In Ankara the following year, Mustafa Kemal convened the first Turkish Grand National Assembly. In 1921 and 1922 he defeated the Greek army at the battles of Sakarya and Dumlupinar, and he refused to sign any treaty that undermined Turkish sovereignty. The Treaty of Lausanne recognized Turkey’s independence in 1923 and Mustafa Kemal became the country’s first president in October of that year. He remained in power until his death in 1938.

Mustafa Kemal established Youth and Sports Day during his presidency; however, since his death, Turks have observed it more as “Commemoration of Ataturk.”

Ataturk is Mustafa Kemal’s honorary title. It means “Father of the Turks.”

Mustafa Kemal Ataturk, Basra, 1924
Mustafa Kemal Ataturk, Basra, 1924

Day of Hıdırellez

May 6


The Day of Hıdırellez (Ruz-ı Hızır) tip-toes across national borders, stretches its limbs across feuding religions, and dances from one culture to another borrowing steps from each it passes.

The ancient spring festival is celebrated from Turkey to the Balkans. The word Hıdırellez itself is a mixed-up amalgamation of the names of the two well-traveled yet elusive prophets it recalls: Hızır and Ilyas (Elijah).

Hızır (Al-Khidr) means, literally, “the green one.” No, he’s not green, but he represents the spring and summertime. Or more accurately, the season lasting from May 6 to November 8 known as Hızır günleri, or “days of Hızır.” Hızır watches over and protect his followers, and is responsible for the growth of crops. Pictured with a long white beard and large white turban…

Hızır walks the earth with more men than any other Moslem immortal…Hızır is the last-minute rescuer from disaster, a deus ex machina, when all other assistance, natural and supernatural, has failed.

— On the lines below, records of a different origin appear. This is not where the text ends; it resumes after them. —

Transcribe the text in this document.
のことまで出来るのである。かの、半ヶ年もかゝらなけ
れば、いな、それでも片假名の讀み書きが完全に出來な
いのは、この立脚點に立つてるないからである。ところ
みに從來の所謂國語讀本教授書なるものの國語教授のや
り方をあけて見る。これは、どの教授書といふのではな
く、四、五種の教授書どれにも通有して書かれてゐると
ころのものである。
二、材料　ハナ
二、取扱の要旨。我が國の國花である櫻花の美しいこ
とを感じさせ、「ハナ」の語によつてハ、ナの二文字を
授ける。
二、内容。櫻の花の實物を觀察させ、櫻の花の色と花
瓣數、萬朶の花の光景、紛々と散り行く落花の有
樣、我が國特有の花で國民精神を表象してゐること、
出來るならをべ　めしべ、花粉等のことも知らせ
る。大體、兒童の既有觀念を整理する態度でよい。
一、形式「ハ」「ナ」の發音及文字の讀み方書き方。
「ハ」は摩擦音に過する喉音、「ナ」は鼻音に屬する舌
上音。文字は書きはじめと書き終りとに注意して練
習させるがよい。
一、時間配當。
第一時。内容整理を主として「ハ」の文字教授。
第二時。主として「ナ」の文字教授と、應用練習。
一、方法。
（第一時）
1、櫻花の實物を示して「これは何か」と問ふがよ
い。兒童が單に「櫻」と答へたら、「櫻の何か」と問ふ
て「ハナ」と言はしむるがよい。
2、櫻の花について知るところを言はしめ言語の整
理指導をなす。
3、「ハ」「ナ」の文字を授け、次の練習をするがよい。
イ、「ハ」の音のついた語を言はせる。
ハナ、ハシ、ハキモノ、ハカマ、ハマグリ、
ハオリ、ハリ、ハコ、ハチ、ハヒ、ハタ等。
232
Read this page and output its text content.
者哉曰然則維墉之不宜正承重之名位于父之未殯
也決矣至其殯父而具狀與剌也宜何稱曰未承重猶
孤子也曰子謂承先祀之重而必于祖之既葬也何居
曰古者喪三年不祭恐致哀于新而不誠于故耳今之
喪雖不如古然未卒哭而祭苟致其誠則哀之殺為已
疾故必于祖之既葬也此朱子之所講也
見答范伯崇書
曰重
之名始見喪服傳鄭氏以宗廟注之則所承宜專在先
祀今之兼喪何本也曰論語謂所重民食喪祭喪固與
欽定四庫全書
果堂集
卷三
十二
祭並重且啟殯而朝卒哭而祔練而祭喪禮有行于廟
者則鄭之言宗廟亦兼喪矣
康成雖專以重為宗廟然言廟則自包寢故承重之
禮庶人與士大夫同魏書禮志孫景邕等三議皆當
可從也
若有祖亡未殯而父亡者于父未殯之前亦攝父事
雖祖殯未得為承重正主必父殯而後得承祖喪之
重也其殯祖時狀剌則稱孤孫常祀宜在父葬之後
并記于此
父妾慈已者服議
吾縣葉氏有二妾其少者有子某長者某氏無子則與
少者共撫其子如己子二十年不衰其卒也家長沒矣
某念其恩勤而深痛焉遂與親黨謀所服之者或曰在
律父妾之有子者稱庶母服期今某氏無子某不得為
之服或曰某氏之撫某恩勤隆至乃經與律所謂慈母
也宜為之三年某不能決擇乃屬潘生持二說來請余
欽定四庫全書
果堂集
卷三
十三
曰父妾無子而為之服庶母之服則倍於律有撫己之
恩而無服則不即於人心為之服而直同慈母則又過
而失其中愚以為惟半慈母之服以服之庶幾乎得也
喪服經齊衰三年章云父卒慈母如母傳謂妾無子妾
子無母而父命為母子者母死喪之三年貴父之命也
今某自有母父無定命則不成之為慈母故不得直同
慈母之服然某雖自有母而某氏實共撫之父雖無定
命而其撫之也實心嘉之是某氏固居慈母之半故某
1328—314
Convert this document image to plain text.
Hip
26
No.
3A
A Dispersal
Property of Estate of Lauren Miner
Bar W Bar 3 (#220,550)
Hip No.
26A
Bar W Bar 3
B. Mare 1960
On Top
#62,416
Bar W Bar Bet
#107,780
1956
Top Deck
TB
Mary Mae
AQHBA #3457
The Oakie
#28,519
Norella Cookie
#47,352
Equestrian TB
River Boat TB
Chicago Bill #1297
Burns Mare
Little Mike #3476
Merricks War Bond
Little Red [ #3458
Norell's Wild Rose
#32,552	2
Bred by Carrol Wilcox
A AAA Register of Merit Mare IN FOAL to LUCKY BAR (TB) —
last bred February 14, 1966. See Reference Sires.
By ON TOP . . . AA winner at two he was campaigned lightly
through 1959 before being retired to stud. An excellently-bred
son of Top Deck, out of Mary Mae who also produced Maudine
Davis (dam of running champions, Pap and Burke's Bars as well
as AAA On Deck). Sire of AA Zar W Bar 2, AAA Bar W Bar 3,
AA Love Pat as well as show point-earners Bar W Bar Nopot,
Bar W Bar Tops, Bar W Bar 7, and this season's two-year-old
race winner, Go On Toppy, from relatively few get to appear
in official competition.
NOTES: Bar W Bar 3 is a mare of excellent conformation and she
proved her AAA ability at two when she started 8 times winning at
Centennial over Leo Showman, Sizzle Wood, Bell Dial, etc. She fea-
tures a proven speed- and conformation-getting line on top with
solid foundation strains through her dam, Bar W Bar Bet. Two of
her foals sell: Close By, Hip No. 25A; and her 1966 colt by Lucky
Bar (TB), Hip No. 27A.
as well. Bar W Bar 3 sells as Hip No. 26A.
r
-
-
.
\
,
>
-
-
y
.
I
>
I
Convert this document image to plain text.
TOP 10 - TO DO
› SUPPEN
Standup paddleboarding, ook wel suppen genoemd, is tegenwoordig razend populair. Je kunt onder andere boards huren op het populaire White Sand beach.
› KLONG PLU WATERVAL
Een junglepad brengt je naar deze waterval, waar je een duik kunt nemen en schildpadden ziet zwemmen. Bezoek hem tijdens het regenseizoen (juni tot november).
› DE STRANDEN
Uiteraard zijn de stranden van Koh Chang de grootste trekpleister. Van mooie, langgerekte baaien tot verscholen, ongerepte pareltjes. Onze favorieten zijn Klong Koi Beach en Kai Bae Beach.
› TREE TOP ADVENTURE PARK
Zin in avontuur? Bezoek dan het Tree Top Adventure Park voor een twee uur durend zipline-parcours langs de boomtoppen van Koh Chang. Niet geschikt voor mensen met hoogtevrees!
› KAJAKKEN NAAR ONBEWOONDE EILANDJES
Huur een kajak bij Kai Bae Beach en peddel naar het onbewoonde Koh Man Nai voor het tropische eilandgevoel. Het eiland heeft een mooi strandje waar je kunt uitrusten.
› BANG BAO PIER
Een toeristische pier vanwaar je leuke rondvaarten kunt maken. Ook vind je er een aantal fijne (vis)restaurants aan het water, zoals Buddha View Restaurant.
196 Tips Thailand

Walker & Uysal, An Ancient God in Modern Turkey

Hizir kicks it with Alexander the Great

The other season of the Turkish folk calendar lasts from November 8 to May 6. It’s called Kasım günleri, roughly “Days of November”. On May 6 Hızır reaches out his hand to grasp that of his colleague Ilyas, aka Elijah, a prophet from the Qur’an, the New Testament, and the Old Testament.

If you make a wish on Hıdırellez night…

“…it will come true if one just remains alert enough to glimpse the embrace of the star-Lords Hizir and Ilyas in the sky.

— G.W.Trompf

Before Islam, Christianity, and maybe even the Greeks, Hızır was an ancient pagan spring deity, symbolizing water and growth. He gained immortality by drinking of the Spring of Life.

In the Qur’an, Hızır guides the prophet Moses on his journey. He tells Moses he can come along, as long as Moses promises not to talk. After the duo make a safe passage on a friendly ship, Hizir damages the ship, making it unseaworthy. Moses breaks his promise and chastises Hizir for doing such a thing. Later, Hizir and Moses are denied shelter in a town. Leaving, Hizir pauses to mend a crack in the city wall. Again Moses breaks his promise, this time to chide Hizir for rewarding an enemy. Hizir explains his actions. Soon, he explains, there will be a war, and the king will conscript all seaworthy ships, which is why he temporarily damaged the good captain’s ship. As for the wall, he explains a good man hid his money in the wall before he died. Hizir mended the wall keep the treasure protected for the man’s orphan children.

Hızır is the patron saint of travelers, which is why the Roma (Gypsies) revere him. It is they who helped to spread this spring festival from Anatolia to the Balkans (or vice-versa) and beyond. Today Hıdırellez is celebrated with plenty of live music, dancing, picnics and outdoor entertainment into the night.

“Jumping over a bonfire, something that is also seen during Nevruz celebrations, is significant in that fire is seen as a cleansing force, and so leaping over flames on Hıdırellez is also believed to be one way to wash away bad spirits and enter into the new season with a cleansed being.

— Julia Konmaz

Other traditions include the making of yogurt. And the “play of the wish.”

Everybody throws a sign into the pot holding water…sweet basil, mint, ‘mantuvar’ flower in addition to usually ring, earring, etc. The pot is covered with a cloth on the eve of Hıdırellez and placed under a rosewood.

The next day, girls stand by as one-by-one their items are drawn from the pot. Whichever song is sung when each girl’s item is removed, dictates what the year has in store for her. Song themes range anywhere from ‘love’ to ‘living abroad.’